L’estremizzazione di questo modello poté giovarsi dell’affermazione del postmodernismo, cui è dedicato il terzo capitolo del libro, e della debolezza delle reazioni in ambito europeo. Il postmodernismo ha scardinato il meccanismo legato “alla possibilità di credere all’incessante alternanza di novità dopo novità, complici il sicuro ottimismo e la fede in una modernità senza fine e limiti”: né è conseguita un’arte che, in piena crisi del modello storicistico, più che cercare modelli e riferimenti nel passato, si è aperta a una sovrapposizione di elementi diversi, a un diffuso citazionismo che ha comportato la perdita del centro, con in più l’idea che tutto possa essere arte ma niente abbia la garanzia di esserlo davvero (e se cade la distinzione tra arte e non arte, cadono anche le distinzioni tra materia artistica e materia di uso comune: si genera pertanto una diffusa incertezza nei confronti dell’opera d’arte, facilmente riscontrabile ancora oggi). “Secondo una tesi centrale del pensiero postmoderno”, ha scritto Peter Bürger, “nella nostra società i segni non rimandano più a un significato, ma sempre e soltanto ad altri segni, e noi con i nostri discorsi non cogliamo più qualcosa come un significato, ma ci muoviamo solo lungo una catena infinita di significanti”. Ne consegue un’arte che rinuncia a teorizzazioni e motivazioni fondative. Ed è la situazione in cui ci troviamo tuttora: come uscirne sembra essere una delle esigenze dell’arte attuale.

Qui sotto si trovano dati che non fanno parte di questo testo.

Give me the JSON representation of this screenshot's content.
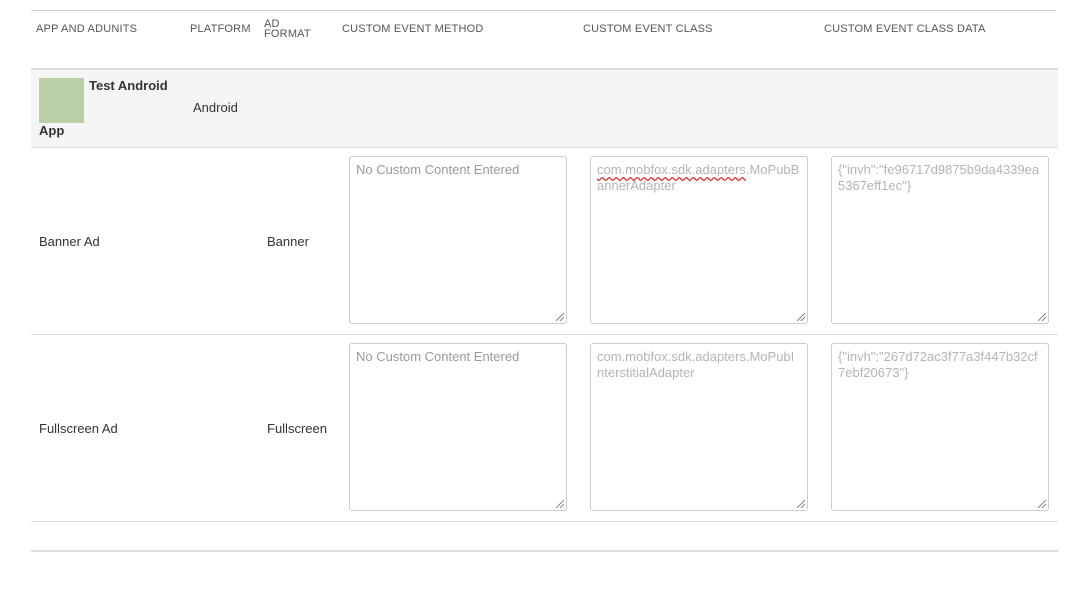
{
  "columns": {
    "app": "APP AND ADUNITS",
    "platform": "PLATFORM",
    "format_line1": "AD",
    "format_line2": "FORMAT",
    "method": "CUSTOM EVENT METHOD",
    "class": "CUSTOM EVENT CLASS",
    "class_data": "CUSTOM EVENT CLASS DATA"
  },
  "app": {
    "name_line1": "Test Android",
    "name_line2": "App",
    "platform": "Android"
  },
  "adunits": [
    {
      "name": "Banner Ad",
      "format": "Banner",
      "method_placeholder": "No Custom Content Entered",
      "class_prefix": "com.mobfox.sdk.adapters",
      "class_suffix": ".MoPubBannerAdapter",
      "class_data": "{\"invh\":\"fe96717d9875b9da4339ea5367eff1ec\"}"
    },
    {
      "name": "Fullscreen Ad",
      "format": "Fullscreen",
      "method_placeholder": "No Custom Content Entered",
      "class_prefix": "com.mobfox.sdk.adapters",
      "class_suffix": ".MoPubInterstitialAdapter",
      "class_data": "{\"invh\":\"267d72ac3f77a3f447b32cf7ebf20673\"}"
    }
  ]
}
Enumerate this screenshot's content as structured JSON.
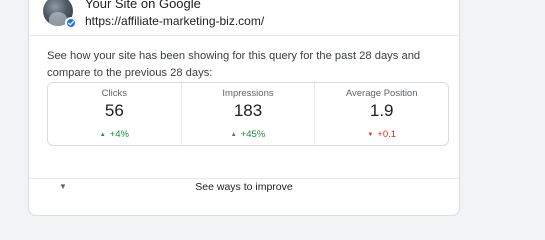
{
  "site": {
    "title": "Your Site on Google",
    "url": "https://affiliate-marketing-biz.com/"
  },
  "description": "See how your site has been showing for this query for the past 28 days and compare to the previous 28 days:",
  "stats": [
    {
      "label": "Clicks",
      "value": "56",
      "change": "+4%",
      "direction": "up"
    },
    {
      "label": "Impressions",
      "value": "183",
      "change": "+45%",
      "direction": "up"
    },
    {
      "label": "Average Position",
      "value": "1.9",
      "change": "+0.1",
      "direction": "down"
    }
  ],
  "improve": {
    "label": "See ways to improve"
  },
  "icons": {
    "up_arrow": "▲",
    "down_arrow": "▼",
    "expand": "▼",
    "verified": "checkmark-icon"
  },
  "colors": {
    "positive": "#1e8e3e",
    "negative": "#d93025",
    "verified": "#1a73e8"
  }
}
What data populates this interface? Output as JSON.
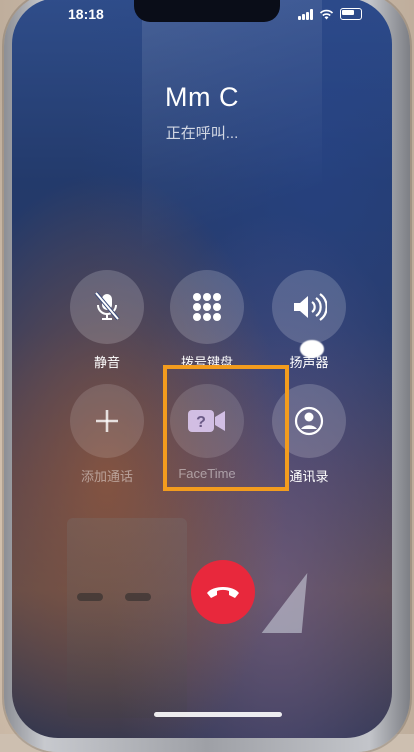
{
  "status_bar": {
    "time": "18:18"
  },
  "call": {
    "contact_name": "Mm C",
    "status": "正在呼叫..."
  },
  "controls": {
    "mute_label": "静音",
    "keypad_label": "拨号键盘",
    "speaker_label": "扬声器",
    "add_call_label": "添加通话",
    "facetime_label": "FaceTime",
    "contacts_label": "通讯录"
  },
  "icons": {
    "mute": "mic-slash-icon",
    "keypad": "keypad-grid-icon",
    "speaker": "speaker-wave-icon",
    "add_call": "plus-icon",
    "facetime": "video-camera-question-icon",
    "contacts": "person-circle-icon",
    "end_call": "phone-hangup-icon"
  },
  "colors": {
    "end_call": "#e8283c",
    "highlight": "#f39c1e"
  },
  "highlighted_control": "facetime"
}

I successivi capitoli raccontano le origini e lo sviluppo dei movimenti e delle tendenze artistiche che hanno tentato una reazione: un ruolo importante viene assegnato all’internazionale situazionista, che secondo Nespolo è stata l’ultima vera avanguardia della storia dell’arte. L’arte dei situazionisti, libera, ironica, anti-ideologica, grottesca, complessa, rivoluzionaria, abituata alla pratica del cinema e del détournement, fondata su solidi presupposti teorici, tesa a “coniugare la rivoluzione con il superamento dell’arte attraverso uno stile di vita in grado di costruire situazioni rivoluzionarie dove poter effettivamente proseguire il cammino verso la libertà umana contro lo sfruttamento, la repressione, l’alienazione del proprio essere sociale” (così Gianfranco Marelli), fu quanto di più innovativo e lucido si poté vedere in quegli anni (il ’68 nacque anche sulla scorta di queste esperienze), ma sarebbe entrata presto in una crisi irreversibile dovuta sia a fattori interni, sia a fattori esterni (non riuscì a non soccombere allo spettacolo del postmodernismo). Altri tentativi furono quelli operati dalla patafisica, la scienza delle soluzioni immaginarie, e da Fluxus, cui sono dedicate le sezioni seguenti del libro.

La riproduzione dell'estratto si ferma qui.